Let $R$ be a commutative unital ring such that $R$ has no non-trivial idempotents, and let $(R^\times,\ \cdot)$ denote the group of units of $R$. Is it true that $(R,+) \ncong (R^\times,\ \cdot)$ ?
See Let $R$ be a commutative unital ring. Is it true that the group of units of $R$ is not isomorphic with the additive group of $R$?. The counter-examples (as far as I can see) do not cover this. Please help. Thanks in advance.
Before I present my counterexample, let me point out that this question shows that $R$ cannot be taken to be a field. As you pointed out in the question, the solution is also known in the case when non-trivial idempotents are allowed. My answer to your question is a bit more involved.
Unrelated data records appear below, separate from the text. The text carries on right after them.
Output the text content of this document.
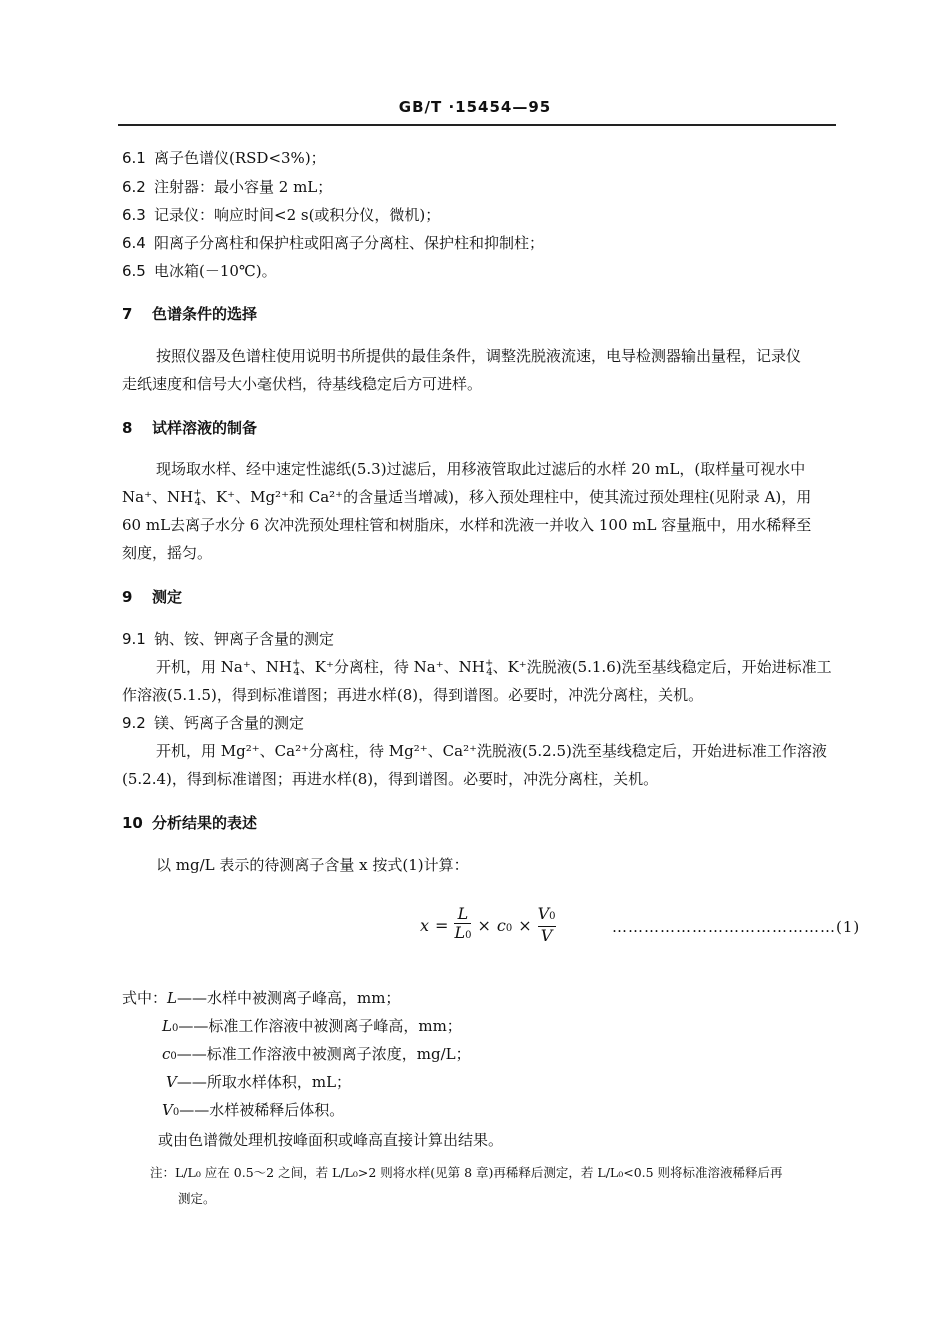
GB/T ·15454—95
6.1 离子色谱仪(RSD<3%)；
6.2 注射器：最小容量 2 mL；
6.3 记录仪：响应时间<2 s(或积分仪，微机)；
6.4 阳离子分离柱和保护柱或阳离子分离柱、保护柱和抑制柱；
6.5 电冰箱(－10℃)。
7 色谱条件的选择
按照仪器及色谱柱使用说明书所提供的最佳条件，调整洗脱液流速，电导检测器输出量程，记录仪
走纸速度和信号大小毫伏档，待基线稳定后方可进样。
8 试样溶液的制备
现场取水样、经中速定性滤纸(5.3)过滤后，用移液管取此过滤后的水样 20 mL，(取样量可视水中
Na⁺、$NH^+_4$、K⁺、Mg²⁺和 Ca²⁺的含量适当增减)，移入预处理柱中，使其流过预处理柱(见附录 A)，用
60 mL去离子水分 6 次冲洗预处理柱管和树脂床，水样和洗液一并收入 100 mL 容量瓶中，用水稀释至
刻度，摇匀。
9 测定
9.1 钠、铵、钾离子含量的测定
开机，用 Na⁺、$NH^+_4$、K⁺分离柱，待 Na⁺、$NH^+_4$、K⁺洗脱液(5.1.6)洗至基线稳定后，开始进标准工
作溶液(5.1.5)，得到标准谱图；再进水样(8)，得到谱图。必要时，冲洗分离柱，关机。
9.2 镁、钙离子含量的测定
开机，用 Mg²⁺、Ca²⁺分离柱，待 Mg²⁺、Ca²⁺洗脱液(5.2.5)洗至基线稳定后，开始进标准工作溶液
(5.2.4)，得到标准谱图；再进水样(8)，得到谱图。必要时，冲洗分离柱，关机。
10 分析结果的表述
以 mg/L 表示的待测离子含量 x 按式(1)计算：
$x = \frac{L}{L0} \times c0 \times \frac{V0}{V}$	……………………………………(1)
式中：L——水样中被测离子峰高，mm；
L0——标准工作溶液中被测离子峰高，mm；
c0——标准工作溶液中被测离子浓度，mg/L；
V——所取水样体积，mL；
V0——水样被稀释后体积。
或由色谱微处理机按峰面积或峰高直接计算出结果。
注：L/L₀ 应在 0.5～2 之间，若 L/L₀>2 则将水样(见第 8 章)再稀释后测定，若 L/L₀<0.5 则将标准溶液稀释后再
测定。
My construction depends on a field $K$ and a group $G$. I denote $$\mathcal{H}(K,G)=\left\{\varphi+f\left|\right.\varphi\in KG,\,\,f\in t\,K[t]\right\},$$ that is, $\mathcal{H}(K,G)$ is the set of all formal sums $\varphi+f$ in which $\varphi$ is an element of the group ring $KG$ and $f$ is a polynomial with zero constant term. I define $$(\varphi_1+f_1)(\varphi_2+f_2)=\varphi_1\varphi_2+\sigma(\varphi_1) f_2+\sigma(\varphi_2) f_1+ f_1 f_2,$$ where $\sigma:KG\to K$ is the mapping sending an element of a group ring into the sum of its coefficients.
Let me omit a formal proof that $\mathcal{H}(K,G)$ is indeed a ring. It is also clear that the invertible and idempotent elements in $\mathcal{H}(K,G)$ are precisely those that live in $G$.
To construct the counterexample, I set $K=\mathbb{F}_2$ and $G=\mathbb{Z}_2^\infty$. We get $\varphi^2=\sigma(\varphi)$ for all $\varphi\in KG$, so that there are no non-trivial idempotents, and every invertible element squares to $1$. Therefore, the multiplicative subgroup of $\mathcal{H}(K,G)$ is isomorphic to the direct sum of several copies of $\mathbb{Z}_2$. The same holds for the additive group of $\mathcal{H}(K,G)$ because the underlying field has characteristic two. It remains to note that the cardinalities of the multiplicative and additive groups of $\mathcal{H}(K,G)$ are equal.